After the war, Henigbaum stayed in Italy for six months and took lessons – on that violin – at the Cherubini Conservatory.
“It’s an old German violin,” he said. “That’s about all you can say about it.”
When our beautiful Library was dedicated in 2011, Henigbaum, then 90, conducted his orchestra in the 97-year-old former courtroom. In addition to being one of the programs planned to celebrate the opening of the library complex, the event was a celebration of Henigbaum’s birthday and musical legacy.
Current Civic Orchestra conductor Damon Sink said in April that Henigbaum’s many years of leadership and commitment to the Civic Orchestra are an invaluable gift to the Western North Carolina arts community and to the musical life of students and faculty at Western Carolina University.
“The orchestra exists and thrives only because of the hard work of dedicated musicians like Bill.”
Henigbaum himself agreed that the cooperation between WCU, local musicians and the Jackson County Arts Council, which sponsors the Civic Orchestra, was key to the group’s success.
“An orchestra in a community usually has to have a school or university nearby – a place that has facilities,” Henigbaum told me in 2006. “Those are available here, and that’s why the orchestra is here. It’s the only one of its kind west of Asheville, and people come from almost every county to play in it.”
Henigbaum taught music at Augustana College in Rock Island, Ill., in addition to his performing and conducting career. After moving to Sylva, he performed with the Asheville and Hendersonville symphonies while conducting the Civic Orchestra and giving violin lessons. He retired from both symphonies about five years ago.
In reflecting on her father’s musical legacy this past April, Arps said she thought her father had been the perfect conductor for a group like the Civic Orchestra.
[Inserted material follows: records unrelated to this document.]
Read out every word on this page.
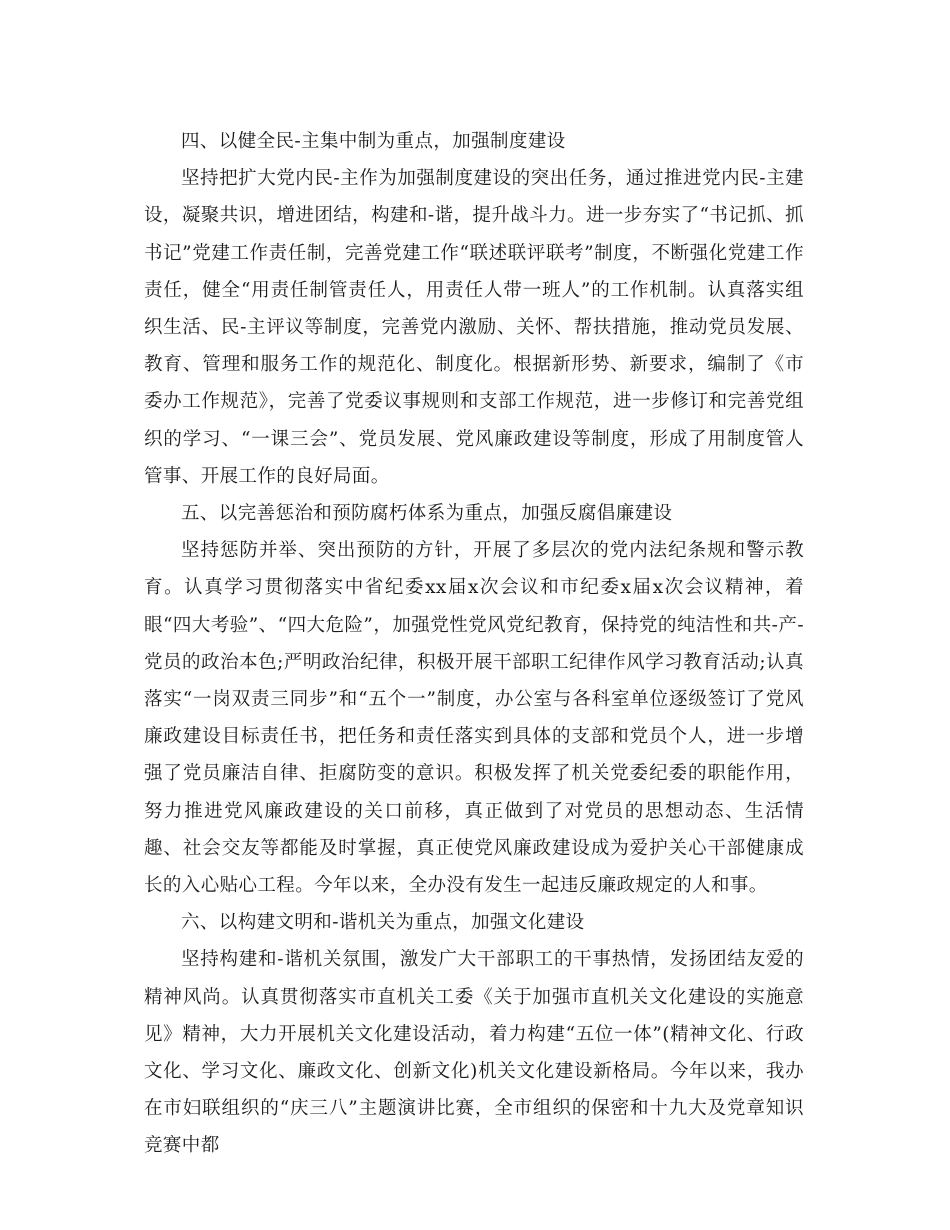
四、以健全民-主集中制为重点，加强制度建设

坚持把扩大党内民-主作为加强制度建设的突出任务，通过推进党内民-主建设，凝聚共识，增进团结，构建和-谐，提升战斗力。进一步夯实了“书记抓、抓书记”党建工作责任制，完善党建工作“联述联评联考”制度，不断强化党建工作责任，健全“用责任制管责任人，用责任人带一班人”的工作机制。认真落实组织生活、民-主评议等制度，完善党内激励、关怀、帮扶措施，推动党员发展、教育、管理和服务工作的规范化、制度化。根据新形势、新要求，编制了《市委办工作规范》，完善了党委议事规则和支部工作规范，进一步修订和完善党组织的学习、“一课三会”、党员发展、党风廉政建设等制度，形成了用制度管人管事、开展工作的良好局面。

五、以完善惩治和预防腐朽体系为重点，加强反腐倡廉建设

坚持惩防并举、突出预防的方针，开展了多层次的党内法纪条规和警示教育。认真学习贯彻落实中省纪委xx届x次会议和市纪委x届x次会议精神，着眼“四大考验”、“四大危险”，加强党性党风党纪教育，保持党的纯洁性和共-产-党员的政治本色;严明政治纪律，积极开展干部职工纪律作风学习教育活动;认真落实“一岗双责三同步”和“五个一”制度，办公室与各科室单位逐级签订了党风廉政建设目标责任书，把任务和责任落实到具体的支部和党员个人，进一步增强了党员廉洁自律、拒腐防变的意识。积极发挥了机关党委纪委的职能作用，努力推进党风廉政建设的关口前移，真正做到了对党员的思想动态、生活情趣、社会交友等都能及时掌握，真正使党风廉政建设成为爱护关心干部健康成长的入心贴心工程。今年以来，全办没有发生一起违反廉政规定的人和事。

六、以构建文明和-谐机关为重点，加强文化建设

坚持构建和-谐机关氛围，激发广大干部职工的干事热情，发扬团结友爱的精神风尚。认真贯彻落实市直机关工委《关于加强市直机关文化建设的实施意见》精神，大力开展机关文化建设活动，着力构建“五位一体”(精神文化、行政文化、学习文化、廉政文化、创新文化)机关文化建设新格局。今年以来，我办在市妇联组织的“庆三八”主题演讲比赛，全市组织的保密和十九大及党章知识竞赛中都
“He is a string teacher and could give all the string players good advice, and from his long experience as an orchestra member, concertmaster and conductor, he could lead all the sections,” Arps said. “He knows so much about orchestra music that he was able to choose music that was challenging but also achievable.”
The late Ray Menze, who was a longtime member of the Civic Orchestra, told me once that Henigbaum’s confidence and competency were “awe-inspiring.”
That same quietness and confidence were hallmarks of Henigbaum’s conducting style. For a story in 2006 I asked one of Henigbaum’s former students, Will Stern (then a violin student at the N.C. School of the Arts) what made Henigbaum stand out as a conductor. Stern spoke of a connection with the players and lack of ego.
“A lot of conductors go so over the top that they lose touch with the players,” Stern said. “Too many conductors think it’s all about them, but for Mr. Henigbaum, it’s all about the music.
“Most teachers have a hard time standing up to Mr. Henigbaum in my personal opinion,” Stern said. “Some teachers talk so much that the violinistic truth is lost in a sea of nouns and verbs. He approached complex technical issues in a simple and straightforward manner – he was all about playing well and making beautiful music.”
It was perhaps Menze who best summed up Henigbaum’s impact on Jackson County’s artistic life.
“He is one of our precious gifts.”
It is sad that we now have to change that “is” to “was.” But it is wonderful that we were able to enjoy Henigbaum and his music for so long.
Lynn Hotaling was editor of The Sylva Herald for 18 years, retiring in January 2016. She is the author of two books on local history.